Rentrée montréalaise
Blues Delight a cinq ans
Marie-France Pellerin / 7Jours 2009-09-09 14:07:26
© GDutil
Deux albums acclamés par la critique et cinq années à promener son blues un peu partout à travers le Québec : voilà quelques-unes des nombreuses raisons de célébrer pour Blues Delight. Le groupe s’apprête à souligner une demi-décennie bluesy le 10 septembre prochain, lors de sa rentrée montréalaise au Lion d’or.
Les membres ayant tous des emplois stables, le blues est davantage une passion qu’un gagne-pain pour ce quintette, qui carbure aux influences grooves et aux intenses riffs de guitare. «Nous sommes tous dans la cinquantaine. Nous ne faisons pas ça pour la gloire et l’argent», mentionne d’emblée la tête pensante du band, Vincent Beaulne, également professeur adjoint au directeur artistique et professeur de chant au Camp de blues. «C’est vraiment plus pour triper, être créatifs et partager ce projet avec les gens.»
L’incroyable bagage amassé au fil du temps par Vincent Beaulne, Marco Desgagné, Gilles Schetagne, Laurent Trudel et Dave Turner leur confère assurément complicité, solidité et maturité : «Il y a quelque chose de simple là-dedans. On se dit les vraies affaires et tout le monde se comprend. Nous sommes des musiciens d’assez haut niveau mais en même temps, nous sommes des ti-culs dans l’âme!»
Dans un sourire, il admet que l’épopée Blues Delight a débuté après que son mandat de père ait été bien rempli: «Mes enfants sont grands. J’ai maintenant le temps de faire toutes sortes de folies. Et je voulais recommencer à faire du blues plus sérieusement. J’avais fait beaucoup de spectacles solos, et j’avais le goût d’avoir un band.

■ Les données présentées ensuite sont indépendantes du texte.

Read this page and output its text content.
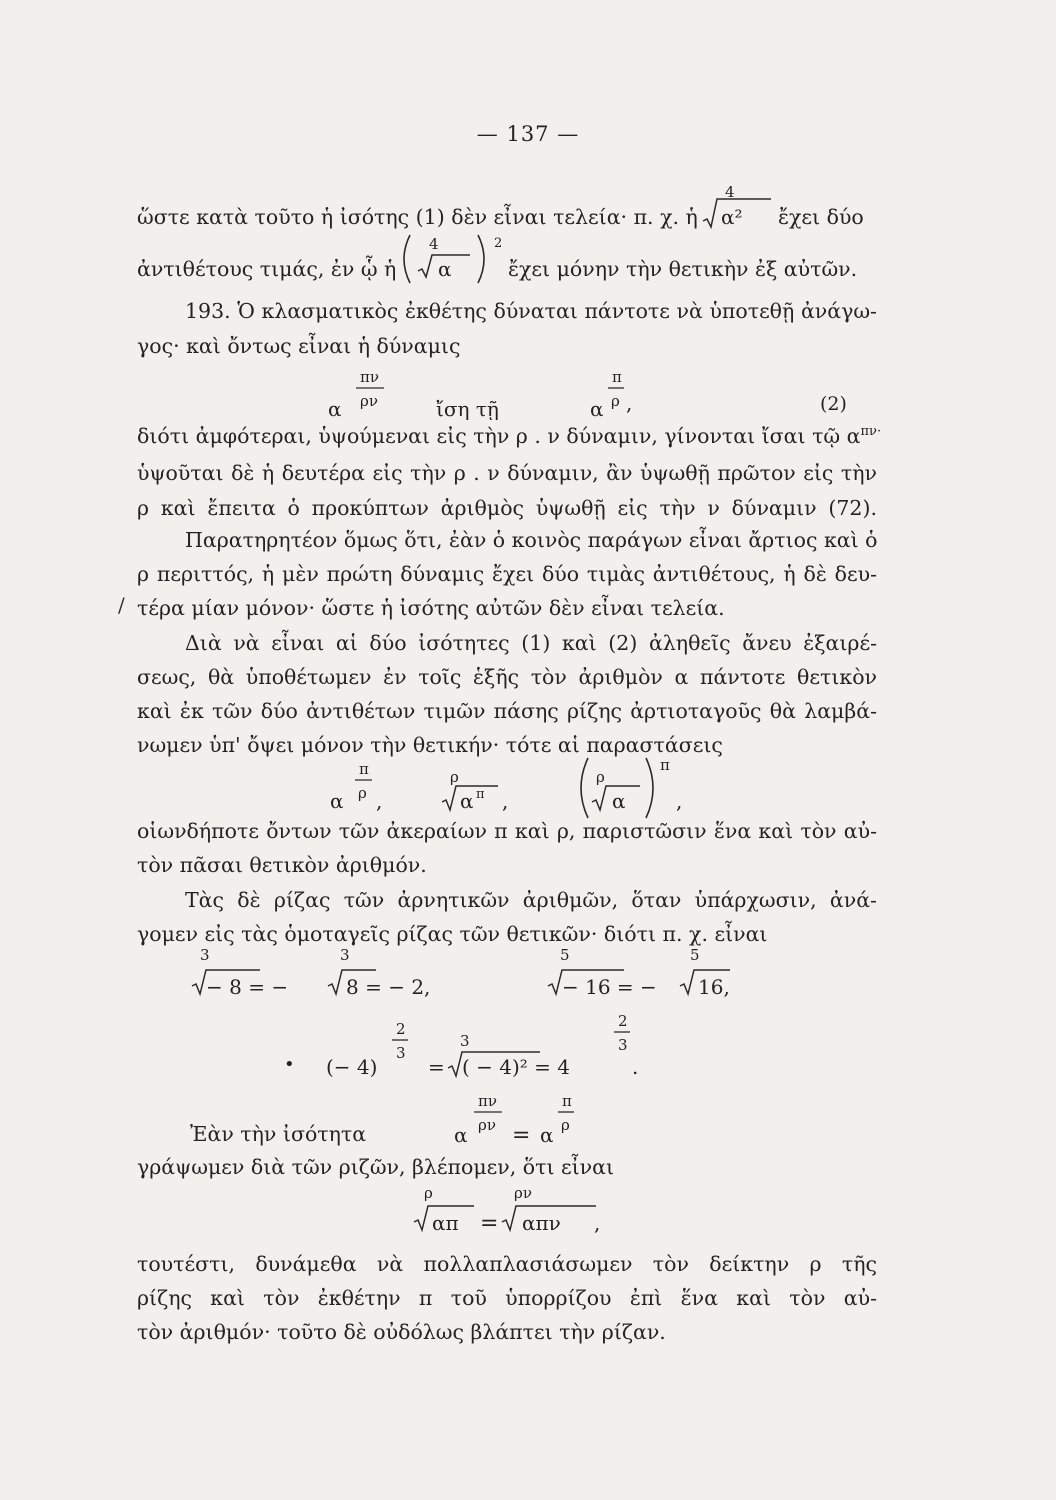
— 137 —
ὥστε κατὰ τοῦτο ἡ ἰσότης (1) δὲν εἶναι τελεία· π. χ. ἡ
4
α² ἔχει δύο
ἀντιθέτους τιμάς, ἐν ᾧ ἡ
4
α
2
ἔχει μόνην τὴν θετικὴν ἐξ αὐτῶν.
193. Ὁ κλασματικὸς ἐκθέτης δύναται πάντοτε νὰ ὑποτεθῇ ἀνάγω-
γος· καὶ ὄντως εἶναι ἡ δύναμις
α
πν
ρν	ἴση τῇ	α
π
ρ ,	(2)
διότι ἀμφότεραι, ὑψούμεναι εἰς τὴν ρ . ν δύναμιν, γίνονται ἴσαι τῷ $\alpha^{\pi\nu\cdot}$
ὑψοῦται δὲ ἡ δευτέρα εἰς τὴν ρ . ν δύναμιν, ἂν ὑψωθῇ πρῶτον εἰς τὴν
ρ καὶ ἔπειτα ὁ προκύπτων ἀριθμὸς ὑψωθῇ εἰς τὴν ν δύναμιν (72).
Παρατηρητέον ὅμως ὅτι, ἐὰν ὁ κοινὸς παράγων εἶναι ἄρτιος καὶ ὁ
ρ περιττός, ἡ μὲν πρώτη δύναμις ἔχει δύο τιμὰς ἀντιθέτους, ἡ δὲ δευ-
/ τέρα μίαν μόνον· ὥστε ἡ ἰσότης αὐτῶν δὲν εἶναι τελεία.
Διὰ νὰ εἶναι αἱ δύο ἰσότητες (1) καὶ (2) ἀληθεῖς ἄνευ ἐξαιρέ-
σεως, θὰ ὑποθέτωμεν ἐν τοῖς ἑξῆς τὸν ἀριθμὸν α πάντοτε θετικὸν
καὶ ἐκ τῶν δύο ἀντιθέτων τιμῶν πάσης ρίζης ἀρτιοταγοῦς θὰ λαμβά-
νωμεν ὑπ' ὄψει μόνον τὴν θετικήν· τότε αἱ παραστάσεις
α
π
ρ ,
ρ
α π ,
ρ
α
π
,
οἱωνδήποτε ὄντων τῶν ἀκεραίων π καὶ ρ, παριστῶσιν ἕνα καὶ τὸν αὐ-
τὸν πᾶσαι θετικὸν ἀριθμόν.
Τὰς δὲ ρίζας τῶν ἀρνητικῶν ἀριθμῶν, ὅταν ὑπάρχωσιν, ἀνά-
γομεν εἰς τὰς ὁμοταγεῖς ρίζας τῶν θετικῶν· διότι π. χ. εἶναι
3
− 8 = −
3
8 = − 2,
5
− 16 = −
5
16,
• (− 4)
2
3
=
3
( − 4)² = 4
2
3
.
Ἐὰν τὴν ἰσότητα	α
πν
ρν = α
π
ρ
γράψωμεν διὰ τῶν ριζῶν, βλέπομεν, ὅτι εἶναι
ρ
απ =
ρν
απν ,
τουτέστι, δυνάμεθα νὰ πολλαπλασιάσωμεν τὸν δείκτην ρ τῆς
ρίζης καὶ τὸν ἐκθέτην π τοῦ ὑπορρίζου ἐπὶ ἕνα καὶ τὸν αὐ-
τὸν ἀριθμόν· τοῦτο δὲ οὐδόλως βλάπτει τὴν ρίζαν.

Cinq ans et deux albums plus tard, le succès est au rendez-vous. C’est un beau projet qui est très enrichissant.»
Bob Walsh chante Blues Delight
Pour les festivités entourant son cinquième anniversaire, Blues Delight a retenu les services du bluesman québécois Bob Walsh, qui avait participé au premier album du groupe, Rock Island Land, en 2006. «J’ai commencé dans les mêmes années que lui à Québec. C’est un grand ami et un gars que j’admire beaucoup», confie Vincent. Le célèbre chanteur et guitariste y interprétera les pièces de la bande.
Les paroles occupant une place fondamentale au sein de son œuvre, le quintette ne nie toutefois pas l’importance de la musique. Leur deuxième opus met d’ailleurs de l’avant des envolées blues beaucoup plus intenses, teintées d’une ambiance festive qui risque immanquablement de se répercuter sur scène.
«Open All Night s’est développé à partir des grooves de guitare. Le premier album, lui, était très écrit. Nous avons un auteur qui travaille avec nous et nous avons mis un soin particulier sur les textes. Bien des gens croient que ce sont les solos de guitare, mais je pense que le blues, c’est d’abord et avant tout les paroles.»
Or, des récits percutants ne sont rien sans une ambiance sonore dynamique et propice, et Blues Delight affiche plutôt la combinaison gagnante. Tout en revisitant l’ensemble de son répertoire, il profitera ainsi du moment pour mettre le feu à la foule en laissant la part belle aux séances d’improvisation enflammées.
En solo
Le groupe faisant peu à peu sa marque au-delà des frontières québécoises, Vincent se voit quelque peu dans l’obligation de diminuer ses apparitions solos. Il sera néanmoins seul sur scène les 2 et 3 octobre prochains alors qu’il se produira dans le cadre du Festival October blues de Joliette.
S’il est d’avis qu’affronter une salle pleine est moins stressant en groupe, il admet néanmoins que les prestations solos lui semblent beaucoup plus faciles. «Seul, c’est comme si je ne pouvais pas me tromper. C’est sûr que si je suis plate, je suis mort! Quand tu joues en band, tu écoutes tout le monde et tu as constamment la structure de la pièce en tête.» Un cadre plus rigide qui n’empêchera toutefois pas les membres de Blues Delight de s’éclater et d’offrir une prestation endiablée au Lion d’or.
Blues Delight, accompagné de Bob Walsh et de la violoncelliste Sheila Hannigan, sera en spectacle le 10 septembre prochain au Lion d’or.